Le lymphangiome kystique est une anomalie congénitale du système lymphatique (1.) Bien qu’elle soit une entité histologiquement bénigne, elle peut être à l’origine de complications graves. (1-2)

Dans sa localisation cervicale, il peut intéresser la langue, le plancher de la bouche, le pharynx, le larynx, et la trachée ; ce qui explique la difficulté à avaler et la détresse respiratoire qui peuvent en résulter (3-4). Ceci, souligne le grand intérêt du diagnostic prénatal, dans l’amélioration du pronostic néonatal (5-6)

OBSERVATION

Nous rapportons le cas de Mme F.K, âgée de 30 ans, primigeste, sans antécédents pathologiques notables. La patiente avait consulté chez nous à 19 SA pour suivi de sa grossesse. L’examen clinique était sans particularités, alors que l’échographie avait trouvé une masse fœtale cervicale d’échostructure mixte, mesurant 56/57 mm (figure 1), dont l’aspect échographique et la localisation étaient en faveur d’un lymphangiome kystique cervical.

 

diag1            diag2

La patiente a été suivie régulièrement à la consultation prénatale. Le contrôle échographique rapproché a objectivé une augmentation progressive de la taille de la masse avec apparition de zones liquidiennes séparées par de fins septas (figure2) et apparition d’un excès du liquide amniotique témoignant de la compression oesophagienne et de la difficulté de déglutition.

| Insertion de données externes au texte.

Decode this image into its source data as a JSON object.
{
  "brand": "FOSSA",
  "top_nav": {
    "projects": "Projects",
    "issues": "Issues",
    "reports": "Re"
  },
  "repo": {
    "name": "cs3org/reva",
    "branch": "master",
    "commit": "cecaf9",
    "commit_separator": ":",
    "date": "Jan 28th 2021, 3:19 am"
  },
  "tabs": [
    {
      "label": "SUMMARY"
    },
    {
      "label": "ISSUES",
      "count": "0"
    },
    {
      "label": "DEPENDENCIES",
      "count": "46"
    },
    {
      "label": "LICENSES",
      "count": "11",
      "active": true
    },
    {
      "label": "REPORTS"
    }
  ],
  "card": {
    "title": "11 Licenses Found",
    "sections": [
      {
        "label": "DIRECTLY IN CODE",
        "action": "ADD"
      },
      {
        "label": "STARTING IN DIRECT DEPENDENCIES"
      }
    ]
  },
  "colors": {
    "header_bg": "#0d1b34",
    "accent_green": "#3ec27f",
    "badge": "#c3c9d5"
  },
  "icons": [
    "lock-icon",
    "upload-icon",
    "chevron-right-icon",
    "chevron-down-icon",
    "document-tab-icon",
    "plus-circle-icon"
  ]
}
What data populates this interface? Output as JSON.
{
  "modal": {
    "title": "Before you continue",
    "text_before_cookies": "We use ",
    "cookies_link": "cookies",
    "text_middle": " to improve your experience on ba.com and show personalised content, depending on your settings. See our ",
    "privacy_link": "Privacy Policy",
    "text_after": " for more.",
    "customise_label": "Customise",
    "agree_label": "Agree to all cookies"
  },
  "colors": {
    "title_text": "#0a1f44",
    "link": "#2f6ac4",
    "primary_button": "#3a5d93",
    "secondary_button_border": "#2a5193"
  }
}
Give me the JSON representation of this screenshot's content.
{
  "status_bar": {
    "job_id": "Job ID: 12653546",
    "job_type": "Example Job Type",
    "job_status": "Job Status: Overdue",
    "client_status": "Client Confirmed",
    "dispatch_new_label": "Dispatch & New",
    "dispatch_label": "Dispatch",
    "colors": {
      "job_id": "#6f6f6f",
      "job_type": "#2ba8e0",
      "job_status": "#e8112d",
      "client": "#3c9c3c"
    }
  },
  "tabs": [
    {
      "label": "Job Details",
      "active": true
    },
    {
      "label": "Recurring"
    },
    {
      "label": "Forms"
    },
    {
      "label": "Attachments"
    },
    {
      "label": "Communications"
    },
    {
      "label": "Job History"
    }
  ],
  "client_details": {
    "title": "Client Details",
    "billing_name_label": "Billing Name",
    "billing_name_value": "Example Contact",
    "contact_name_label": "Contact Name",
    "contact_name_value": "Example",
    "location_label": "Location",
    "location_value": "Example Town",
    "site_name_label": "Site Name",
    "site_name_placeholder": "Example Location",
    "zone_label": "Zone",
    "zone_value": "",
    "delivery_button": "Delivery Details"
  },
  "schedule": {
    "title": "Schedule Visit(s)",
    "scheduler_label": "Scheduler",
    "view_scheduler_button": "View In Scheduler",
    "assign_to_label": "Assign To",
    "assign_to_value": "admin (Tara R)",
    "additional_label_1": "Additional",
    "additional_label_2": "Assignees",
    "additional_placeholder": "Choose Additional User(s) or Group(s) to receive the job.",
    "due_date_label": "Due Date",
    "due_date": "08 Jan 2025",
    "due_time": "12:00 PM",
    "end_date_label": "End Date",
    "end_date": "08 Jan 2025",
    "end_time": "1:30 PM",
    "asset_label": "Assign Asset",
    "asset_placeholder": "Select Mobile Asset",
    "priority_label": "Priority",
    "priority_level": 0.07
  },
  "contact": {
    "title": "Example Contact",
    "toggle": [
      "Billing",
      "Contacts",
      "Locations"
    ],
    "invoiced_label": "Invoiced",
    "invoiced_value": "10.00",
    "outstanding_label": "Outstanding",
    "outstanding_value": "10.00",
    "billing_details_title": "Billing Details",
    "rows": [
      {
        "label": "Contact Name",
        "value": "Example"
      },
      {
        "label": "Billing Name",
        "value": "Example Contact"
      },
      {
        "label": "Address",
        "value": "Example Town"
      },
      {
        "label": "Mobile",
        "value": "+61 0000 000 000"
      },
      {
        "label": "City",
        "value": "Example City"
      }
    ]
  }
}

Une décision de césarienne programmée à 34 SA après corticothérapie a été prise en collaboration avec les néonatologues et les chirurgiens pédiatres en vue d’une prise en charge chirurgicale programmée. Laquelle césarienne a permis l’extraction d’un nouveau né de sexe féminin, Apgar 10/10, poids à 3000 g, avec une énorme masse cervicale, molle, faisant 18 cm de grand axe (figure 3) À H2 de vie le nouveau né a présenté une détresse respiratoire nécessitant une ponction drainage de la masse (figure 4) et une ventilation artificielle. Cependant il est décédé à j12 de vie dans un contexte de choc septique.

          diag4 

DISCUSSION :

Définition :
Les lymphangiomes kystiques sont des tumeurs bénignes dysembryoplasiques rares d’origine lymphatique, qui représentent 2,6 à 5% des masses cervicales congénitales. Ils sont composés de plusieurs types de tissus, vaisseaux lymphatiques et de tissu conjonctif à des degrés variables, expliquant que certains les considèrent comme des hamartomes et non comme des tumeurs kystiques (7). Le LKC est due à une dilatation des vaisseaux lymphatiques qui restent séparés par une composante mésenchymateuse lâche d’importance variable (8).  Le LKC peut aller de la forme microscopique à la forme kystique (1-9).  Sa localisation préférentielle est le triangle cervical postérieur, il peut aller de la forme simple à la forme sévère avec extension importante aux organes de voisinage essentiellement la trachée et l’œsophage (2-10) voir même une extension médiastinale dans 10 % des cas (7).

Pathogénie :
Le système lymphatique fœtal se développe vers la cinquième semaine de la gestation, le défaut de communication entre les canaux lymphatiques a pour conséquence des accumulations pathologiques du liquide lymphatique, qui s’observent d'abord dans la région nucale (1)

L'échec total du drainage lymphatique sera à l’origine de l’anasarque fœtale dans un 2ème temps. (1-5-6-11). Le LK cervical qui apparaît tard au cours de la grossesse est rarement associé à l’anasarque fœtal et aux anomalies chromosomiques, contrairement à celui qui apparaît avant 30 semaines d’aménorrhée. (1)

Complications:
En prénatal : outre le risque de compression des voies aériennes, le LKc de grande taille peut comprimer l'oesophage, avec comme conséquence un hydramnios par défaut de déglutition, ceci a été en effet constaté chez notre patiente. Secondairement la surdistention utérine peut être à l’origine d’une menace d’accouchement prématuré.  (12)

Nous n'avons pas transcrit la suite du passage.